In “modern” network design, none of these things tend to exist because they cannot exist. They cannot exist because we have not truly learned to do design life-cycles or truly modular designs. In the software world, if you don’t do modular design, it’s either because you didn’t think it through, or because you thought it through and decided the trade-off just wasn’t worth it. In the networking world, we play around the edges of resilient, modular designs, but networking folks don’t tend to know the underlying technologies—and how they work—well enough to understand how to divide a problem into modules correctly, and the interfaces between those modules.

Let’s consider the same example, but with some engineering principles applied. Instead of a traditional two-layer hierarchy, you have a single-SKU spine and leaf fabric with clearly defined separation between the fabric and pods, clearly defined underlay and overlay protocols, etc.
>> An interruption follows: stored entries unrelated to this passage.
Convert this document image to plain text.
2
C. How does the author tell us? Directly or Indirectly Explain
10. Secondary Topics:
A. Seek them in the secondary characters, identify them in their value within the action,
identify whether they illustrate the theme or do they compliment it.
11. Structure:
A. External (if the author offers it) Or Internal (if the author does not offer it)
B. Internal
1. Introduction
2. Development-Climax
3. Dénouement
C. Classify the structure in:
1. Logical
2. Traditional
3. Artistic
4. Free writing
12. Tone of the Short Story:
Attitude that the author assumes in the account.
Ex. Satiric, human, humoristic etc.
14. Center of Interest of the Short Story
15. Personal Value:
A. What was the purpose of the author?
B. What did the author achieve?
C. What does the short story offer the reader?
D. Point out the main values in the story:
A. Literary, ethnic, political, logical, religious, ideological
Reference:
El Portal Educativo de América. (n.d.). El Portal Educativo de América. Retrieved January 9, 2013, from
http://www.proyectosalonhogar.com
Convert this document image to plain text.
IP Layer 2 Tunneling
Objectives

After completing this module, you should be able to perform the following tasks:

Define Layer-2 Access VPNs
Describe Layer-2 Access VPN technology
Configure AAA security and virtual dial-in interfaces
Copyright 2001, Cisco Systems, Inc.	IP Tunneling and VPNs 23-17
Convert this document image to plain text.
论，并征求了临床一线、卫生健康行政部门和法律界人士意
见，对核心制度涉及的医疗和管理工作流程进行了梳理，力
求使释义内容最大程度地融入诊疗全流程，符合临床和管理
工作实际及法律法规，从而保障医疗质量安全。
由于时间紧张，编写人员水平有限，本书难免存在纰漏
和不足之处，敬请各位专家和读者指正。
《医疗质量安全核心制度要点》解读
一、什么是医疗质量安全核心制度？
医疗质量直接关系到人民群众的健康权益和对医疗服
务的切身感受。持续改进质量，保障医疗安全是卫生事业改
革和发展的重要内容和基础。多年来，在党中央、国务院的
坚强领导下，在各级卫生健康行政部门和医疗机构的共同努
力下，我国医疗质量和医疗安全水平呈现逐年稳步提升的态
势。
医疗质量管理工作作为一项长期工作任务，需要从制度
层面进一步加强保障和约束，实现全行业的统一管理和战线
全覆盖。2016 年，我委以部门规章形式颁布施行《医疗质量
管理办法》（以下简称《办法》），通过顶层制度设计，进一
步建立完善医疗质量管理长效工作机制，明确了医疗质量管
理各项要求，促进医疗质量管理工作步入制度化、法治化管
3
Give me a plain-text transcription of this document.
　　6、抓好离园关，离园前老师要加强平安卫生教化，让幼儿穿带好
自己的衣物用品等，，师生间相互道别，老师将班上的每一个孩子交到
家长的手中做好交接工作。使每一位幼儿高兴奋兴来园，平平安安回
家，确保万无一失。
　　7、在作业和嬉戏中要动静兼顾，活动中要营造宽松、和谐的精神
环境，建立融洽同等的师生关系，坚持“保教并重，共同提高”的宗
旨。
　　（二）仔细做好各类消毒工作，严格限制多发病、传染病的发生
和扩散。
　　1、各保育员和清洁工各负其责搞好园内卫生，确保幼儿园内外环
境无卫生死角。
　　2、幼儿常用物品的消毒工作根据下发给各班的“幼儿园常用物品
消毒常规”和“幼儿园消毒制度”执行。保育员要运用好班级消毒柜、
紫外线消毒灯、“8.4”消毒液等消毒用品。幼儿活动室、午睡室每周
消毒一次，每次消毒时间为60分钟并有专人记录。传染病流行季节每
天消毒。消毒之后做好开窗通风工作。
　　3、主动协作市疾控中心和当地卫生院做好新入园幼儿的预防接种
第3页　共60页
Now you can build a pod and test it against a “fake fabric” before attaching it to the production fabric, including any required automation. Then you can connect the pod to the production fabric and bring up just the underlay protocol, testing the entire underlay before pushing the overlay out to the edge. Then you can push the overlay to the edge and test that before putting any workload on the new pod. Then you can test fake load on the new pod before pushing production traffic onto the pod…

Each of these tests, other than the initial test against a lab environment, can take place on the production network with little or no risk to the entire system. You’re not physically modifying current hardware (except plugging in new cables!), so it’s easy to roll changes back. You know the lower layer parts work before putting the higher layer parts in place. Because the testing happens on the real network, these are canaries rather than traditional “certification” style tests. Because you have real modularization, you can fail fast without causing major harm to any system. Because you are doing things in stages, you can build tests that determine clean and correct operation before moving to the next stage.

This is an engineered solution—thought has been put into proper modules, how those modules connect, what information is carried across those modules, etc. Doing this sort of work requires knowing more than how to configure—or automate—a set of protocols based on what a vendor tells you to do. Doing this sort of work requires understanding what failure looks like at each point in the cycle and deciding whether to fail out or fix it.

It may not meet the “formal” process mathematicians might prefer, but neither is it the “move fast and break stuff” attitude many see in “the Valley.” It is fail fast, but not fail foolishly. And its where we need to move to retain the title of “engineer” and not lose the confidence of the businesses who pay us to build networks that work.